Poet, songwriter and performer Christopher Reiner is an artist whose work is as easy to recognize as it is difficult to pigeonhole. He doesn’t fit into convenient categories or genres. 

His four books  (Ogling Anchor, Pain, A Coward's Libretto, and I Want Nothing But You In The World) walk a fine line between poetry and prose. 

Rae Armantrout, recipient of the 2000 Pulitzer Prize in poetry, has written: “Christopher Reiner's stories or prose poems—I'm not sure how to classify them—are subtle and psychologically astute, fascinating. They draw you in with their apparent simplicity, but it is into a conundrum, a riddle just beyond your understanding.
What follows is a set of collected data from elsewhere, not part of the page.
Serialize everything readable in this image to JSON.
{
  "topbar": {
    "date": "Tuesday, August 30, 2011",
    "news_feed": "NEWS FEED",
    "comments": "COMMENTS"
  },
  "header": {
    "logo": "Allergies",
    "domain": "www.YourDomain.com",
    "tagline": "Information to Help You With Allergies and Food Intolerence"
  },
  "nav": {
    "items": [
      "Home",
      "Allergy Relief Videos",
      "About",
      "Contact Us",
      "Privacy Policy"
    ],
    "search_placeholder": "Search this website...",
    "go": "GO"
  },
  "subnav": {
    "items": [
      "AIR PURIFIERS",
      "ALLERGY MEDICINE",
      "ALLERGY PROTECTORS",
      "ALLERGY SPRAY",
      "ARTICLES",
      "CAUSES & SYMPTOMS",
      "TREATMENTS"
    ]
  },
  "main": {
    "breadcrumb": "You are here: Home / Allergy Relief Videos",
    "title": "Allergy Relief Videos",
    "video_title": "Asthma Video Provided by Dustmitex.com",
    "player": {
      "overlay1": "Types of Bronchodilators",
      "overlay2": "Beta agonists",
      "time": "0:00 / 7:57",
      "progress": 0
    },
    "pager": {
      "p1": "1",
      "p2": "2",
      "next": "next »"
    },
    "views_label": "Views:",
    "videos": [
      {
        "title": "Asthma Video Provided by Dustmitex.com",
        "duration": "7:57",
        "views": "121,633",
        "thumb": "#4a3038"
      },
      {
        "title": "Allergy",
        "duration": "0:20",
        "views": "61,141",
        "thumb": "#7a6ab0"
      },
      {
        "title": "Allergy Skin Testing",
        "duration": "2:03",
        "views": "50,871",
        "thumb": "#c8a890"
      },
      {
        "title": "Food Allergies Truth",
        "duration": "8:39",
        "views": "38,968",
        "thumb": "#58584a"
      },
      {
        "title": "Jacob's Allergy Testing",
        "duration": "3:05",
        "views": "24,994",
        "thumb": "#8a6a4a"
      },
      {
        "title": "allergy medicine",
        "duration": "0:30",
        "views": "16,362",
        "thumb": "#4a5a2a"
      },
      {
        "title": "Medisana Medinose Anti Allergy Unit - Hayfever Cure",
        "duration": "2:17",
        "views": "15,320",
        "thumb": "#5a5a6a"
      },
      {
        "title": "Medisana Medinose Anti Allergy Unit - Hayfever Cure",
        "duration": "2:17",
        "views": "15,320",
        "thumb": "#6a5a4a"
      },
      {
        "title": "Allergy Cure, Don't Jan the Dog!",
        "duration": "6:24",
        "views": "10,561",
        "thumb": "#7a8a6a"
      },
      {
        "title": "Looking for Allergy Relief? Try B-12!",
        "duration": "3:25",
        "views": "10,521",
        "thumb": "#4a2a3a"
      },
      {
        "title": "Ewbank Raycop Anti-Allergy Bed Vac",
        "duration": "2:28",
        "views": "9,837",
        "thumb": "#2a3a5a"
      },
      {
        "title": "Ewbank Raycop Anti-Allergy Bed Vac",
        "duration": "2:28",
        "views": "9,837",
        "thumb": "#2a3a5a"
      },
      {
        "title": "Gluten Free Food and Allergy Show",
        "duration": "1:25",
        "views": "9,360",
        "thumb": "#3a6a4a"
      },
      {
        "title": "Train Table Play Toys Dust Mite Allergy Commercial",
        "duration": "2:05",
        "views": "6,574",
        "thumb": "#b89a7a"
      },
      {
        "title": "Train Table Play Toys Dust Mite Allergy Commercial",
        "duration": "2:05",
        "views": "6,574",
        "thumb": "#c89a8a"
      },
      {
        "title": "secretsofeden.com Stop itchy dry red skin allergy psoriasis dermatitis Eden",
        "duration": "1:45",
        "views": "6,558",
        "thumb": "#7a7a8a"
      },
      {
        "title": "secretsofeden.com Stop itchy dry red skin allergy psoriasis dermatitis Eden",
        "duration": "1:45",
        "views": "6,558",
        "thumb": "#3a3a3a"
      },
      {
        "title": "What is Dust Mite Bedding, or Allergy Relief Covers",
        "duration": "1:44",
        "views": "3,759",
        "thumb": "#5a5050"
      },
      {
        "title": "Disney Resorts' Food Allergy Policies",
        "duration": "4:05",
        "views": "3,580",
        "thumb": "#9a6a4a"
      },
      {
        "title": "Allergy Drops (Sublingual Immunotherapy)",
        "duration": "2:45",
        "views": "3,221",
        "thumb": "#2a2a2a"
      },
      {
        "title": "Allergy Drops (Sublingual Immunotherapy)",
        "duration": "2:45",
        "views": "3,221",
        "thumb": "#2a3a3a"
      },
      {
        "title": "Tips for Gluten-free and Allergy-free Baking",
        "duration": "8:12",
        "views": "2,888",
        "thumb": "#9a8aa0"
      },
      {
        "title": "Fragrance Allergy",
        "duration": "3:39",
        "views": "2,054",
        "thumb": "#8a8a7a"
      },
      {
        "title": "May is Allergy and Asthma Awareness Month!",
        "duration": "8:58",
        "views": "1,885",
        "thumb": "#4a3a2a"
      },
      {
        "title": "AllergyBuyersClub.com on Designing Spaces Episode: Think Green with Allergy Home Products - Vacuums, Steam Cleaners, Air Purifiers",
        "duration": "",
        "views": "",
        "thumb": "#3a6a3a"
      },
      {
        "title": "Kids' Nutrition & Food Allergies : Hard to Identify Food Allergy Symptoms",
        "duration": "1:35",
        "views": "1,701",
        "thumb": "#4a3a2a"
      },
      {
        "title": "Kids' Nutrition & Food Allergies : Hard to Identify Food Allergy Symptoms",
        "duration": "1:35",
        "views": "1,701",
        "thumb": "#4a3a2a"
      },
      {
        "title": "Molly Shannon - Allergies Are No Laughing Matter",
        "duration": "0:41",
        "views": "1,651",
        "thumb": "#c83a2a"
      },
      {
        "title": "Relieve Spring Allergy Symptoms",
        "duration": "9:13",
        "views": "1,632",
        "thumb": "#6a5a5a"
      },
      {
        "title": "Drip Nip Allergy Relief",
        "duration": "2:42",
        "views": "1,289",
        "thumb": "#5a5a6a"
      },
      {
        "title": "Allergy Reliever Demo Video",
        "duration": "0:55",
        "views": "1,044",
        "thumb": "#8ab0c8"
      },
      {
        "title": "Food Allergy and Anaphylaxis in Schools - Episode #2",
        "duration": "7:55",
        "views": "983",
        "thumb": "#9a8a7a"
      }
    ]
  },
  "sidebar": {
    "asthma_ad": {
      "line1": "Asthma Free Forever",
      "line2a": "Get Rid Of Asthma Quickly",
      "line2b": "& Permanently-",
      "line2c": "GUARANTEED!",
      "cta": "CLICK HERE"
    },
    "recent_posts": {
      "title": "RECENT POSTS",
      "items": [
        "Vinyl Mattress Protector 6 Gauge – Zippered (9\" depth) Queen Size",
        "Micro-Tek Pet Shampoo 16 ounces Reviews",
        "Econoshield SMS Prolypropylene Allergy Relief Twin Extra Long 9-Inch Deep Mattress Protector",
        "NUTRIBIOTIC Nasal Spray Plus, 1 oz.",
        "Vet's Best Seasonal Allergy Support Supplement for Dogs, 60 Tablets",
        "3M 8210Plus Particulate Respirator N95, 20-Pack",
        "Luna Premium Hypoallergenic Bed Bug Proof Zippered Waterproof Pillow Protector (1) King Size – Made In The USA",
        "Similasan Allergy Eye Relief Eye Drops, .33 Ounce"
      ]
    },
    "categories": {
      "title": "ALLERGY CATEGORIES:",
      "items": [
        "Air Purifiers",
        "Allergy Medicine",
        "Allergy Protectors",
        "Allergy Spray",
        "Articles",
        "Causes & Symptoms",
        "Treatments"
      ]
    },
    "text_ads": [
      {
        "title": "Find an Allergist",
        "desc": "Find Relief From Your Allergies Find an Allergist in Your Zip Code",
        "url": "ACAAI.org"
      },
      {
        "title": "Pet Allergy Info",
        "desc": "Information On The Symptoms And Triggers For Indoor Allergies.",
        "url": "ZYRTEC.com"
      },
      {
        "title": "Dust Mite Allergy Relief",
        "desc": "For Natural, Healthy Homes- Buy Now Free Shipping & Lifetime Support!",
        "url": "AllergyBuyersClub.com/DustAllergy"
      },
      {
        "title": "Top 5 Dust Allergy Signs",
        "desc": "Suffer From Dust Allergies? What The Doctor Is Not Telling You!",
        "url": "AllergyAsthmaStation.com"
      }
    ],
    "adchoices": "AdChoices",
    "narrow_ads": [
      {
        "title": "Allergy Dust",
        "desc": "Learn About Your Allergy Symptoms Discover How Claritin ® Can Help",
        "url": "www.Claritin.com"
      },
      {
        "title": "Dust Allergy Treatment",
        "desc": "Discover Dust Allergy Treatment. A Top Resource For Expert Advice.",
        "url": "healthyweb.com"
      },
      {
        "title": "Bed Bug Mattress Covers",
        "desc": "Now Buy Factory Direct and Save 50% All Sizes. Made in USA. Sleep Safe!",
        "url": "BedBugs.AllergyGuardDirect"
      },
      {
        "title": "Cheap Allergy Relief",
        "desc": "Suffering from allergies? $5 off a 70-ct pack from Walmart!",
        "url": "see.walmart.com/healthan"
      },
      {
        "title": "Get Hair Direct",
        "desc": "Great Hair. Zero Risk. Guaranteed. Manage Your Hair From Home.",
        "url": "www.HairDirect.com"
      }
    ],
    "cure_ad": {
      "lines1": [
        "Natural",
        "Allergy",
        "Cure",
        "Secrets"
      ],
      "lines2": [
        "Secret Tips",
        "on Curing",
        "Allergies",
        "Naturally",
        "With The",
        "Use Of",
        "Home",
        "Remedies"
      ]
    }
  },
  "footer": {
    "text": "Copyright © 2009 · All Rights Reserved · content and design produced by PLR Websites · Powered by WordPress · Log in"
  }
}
They leave you wanting more—not more from them, but more like them." 

As a songwriter and performer, he has been called “a relaxed and charming singer, with a good feeling for musical irony and a knack for pop construction” (Stage Raw) with “a strong pop sensibility and an ear for the soaring melody” (L.A. Weekly). 

His recent solo show, "End Up Here," has been called “perfectly delightful” by Broadway World: “Reiner's unassuming persona and lack of self-indulgence allows the audience to connect with his witty pop songs in a much more personal way . . . . He transitions through sixteen musical and two literary compositions that made me smile, wonder, nod, and sigh in recognition. It is true what they say, the more specific a story the more universal its appeal.” 

In the manner of other Los Angeles-born writers and performers (i.e., Randy Newman, Brian Wilson and John Cage), Reiner’s work does not follow a straight line. “The lyrics can weave a gentle love song, or run you into bumps and sudden turns. His best stuff is part Cole Porter and part Kafka. You go from tapping your toes to dropping your jaw, or laughing out loud, or bursting a sudden sigh at recognizing an unfortunate truth” (Theatre Ghost). 

As a composer, he has written over twenty-five shows, ranging from the bizarre Urban Death (“Sheer, vital stagecraft,” New York Times) to children’s theatre, to award-winning adaptations of Shakespeare and Edgar Allan Poe ("invaluable composer," Los Angeles Times).